PstI Mutagenesis: Fw: gaagactgaactgcctgcggttaaacaacataaac Rev: gtttatgttgtttaaccgcaggcagttcagtcttc

First multiple mutagenesis attempt was not fully successful, because restriction analysis (Figure 2.) of mutated plasmids showed, that only two out of three restriction sites were mutated.


(Figure 2. First restriction analysis. Restriction with EcoRI (E), XbaI (X) and PstI (P) of Wild type (WT) Cas3 gene compared to mutated Cas3 genes. The first mutant plasmid has two successful mutations, whereas the second mutant plasmid only has one successfully mutated restriction site.)

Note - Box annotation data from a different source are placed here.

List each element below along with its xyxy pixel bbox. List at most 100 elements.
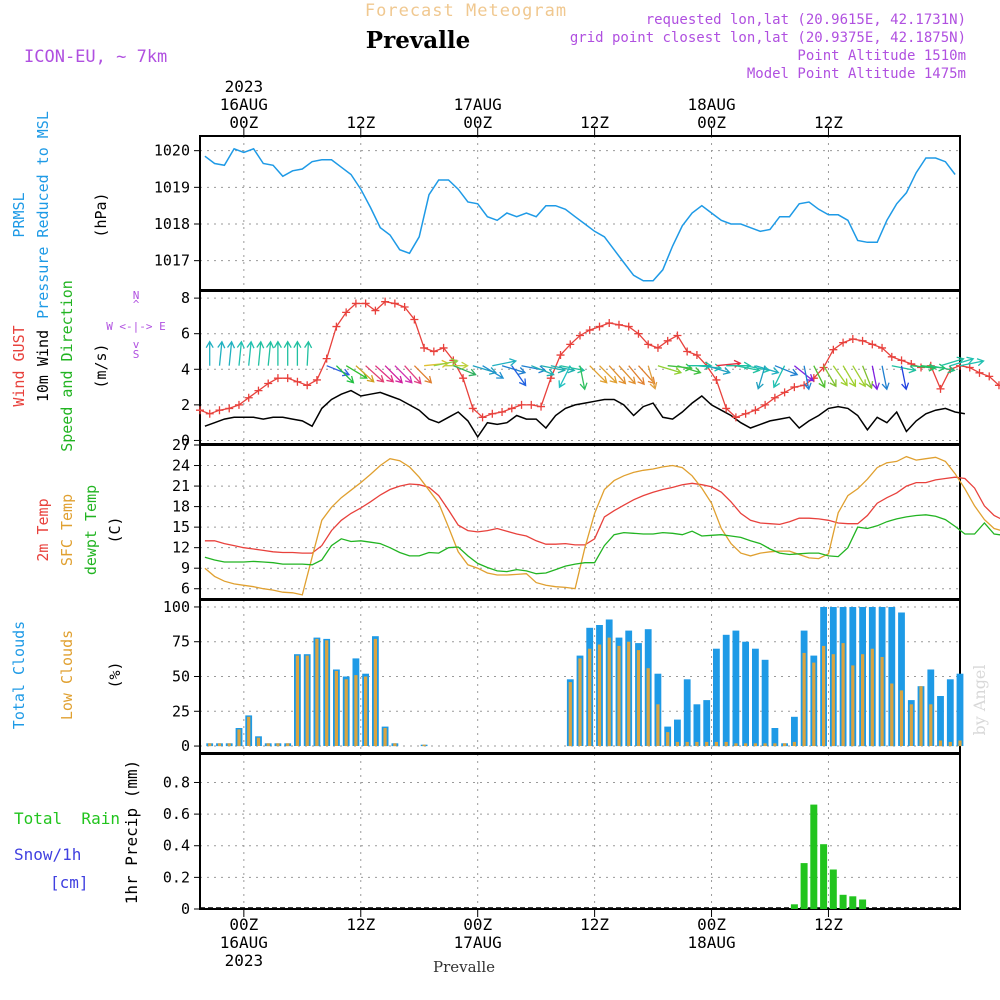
gust-marker xyxy=(478,413,487,422)
rain-bar xyxy=(839,894,847,909)
wind-direction-arrow xyxy=(453,365,477,377)
time-label-top: 18AUG xyxy=(687,95,735,114)
low-cloud-bar xyxy=(880,657,884,746)
gust-marker xyxy=(196,406,204,415)
y-tick-label: 24 xyxy=(172,457,190,475)
rain-bar xyxy=(849,896,857,909)
time-label-bottom: 00Z xyxy=(229,915,258,934)
gust-marker xyxy=(868,340,877,349)
gust-marker xyxy=(683,347,692,356)
gust-marker xyxy=(264,379,273,388)
low-cloud-bar xyxy=(861,654,865,746)
low-cloud-bar xyxy=(958,740,962,747)
temp-label-0: 2m Temp xyxy=(34,498,52,561)
gust-marker xyxy=(965,363,974,372)
gust-marker xyxy=(751,406,760,415)
low-cloud-bar xyxy=(256,737,261,746)
y-tick-label: 0.6 xyxy=(163,805,190,823)
temp-label-2: dewpt Temp xyxy=(82,485,100,575)
legend-total-rain: Total Rain xyxy=(14,809,120,828)
y-tick-label: 75 xyxy=(172,633,190,651)
compass-we: W <-|-> E xyxy=(106,320,166,333)
wind-direction-arrow xyxy=(755,365,780,375)
total-cloud-bar xyxy=(752,648,759,747)
temp-label-3: (C) xyxy=(106,516,124,543)
grid-coords: grid point closest lon,lat (20.9375E, 42… xyxy=(570,30,966,46)
y-tick-label: 6 xyxy=(181,580,190,598)
low-cloud-bar xyxy=(734,743,738,747)
wind-direction-arrow xyxy=(531,365,555,377)
wind-direction-arrow xyxy=(900,365,910,391)
wind-direction-arrow xyxy=(355,365,375,383)
wind-direction-arrow xyxy=(706,365,731,375)
low-cloud-bar xyxy=(938,740,943,747)
total-cloud-bar xyxy=(703,700,711,746)
low-cloud-bar xyxy=(822,645,826,746)
pressure-label-2: (hPa) xyxy=(92,192,110,237)
temp-label-1: SFC Temp xyxy=(58,494,76,566)
low-cloud-bar xyxy=(208,743,212,747)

Later we mutagenised the Mutant#1 plasmid, for the third PstI restriction using the same procedure as before. After plasmid restriction analysis (Figure 3) we had many successfully mutated plasmid (all except mutated plasmid #1), which later were sequenced and confirmed.


(Figure 3. Restriction analysis of Cas3 mutagenesis second run. K - undigested Wild type Cas3 plasmid. E - digested with EcoRI; X - digested with XbaI; P - digested with PstI.)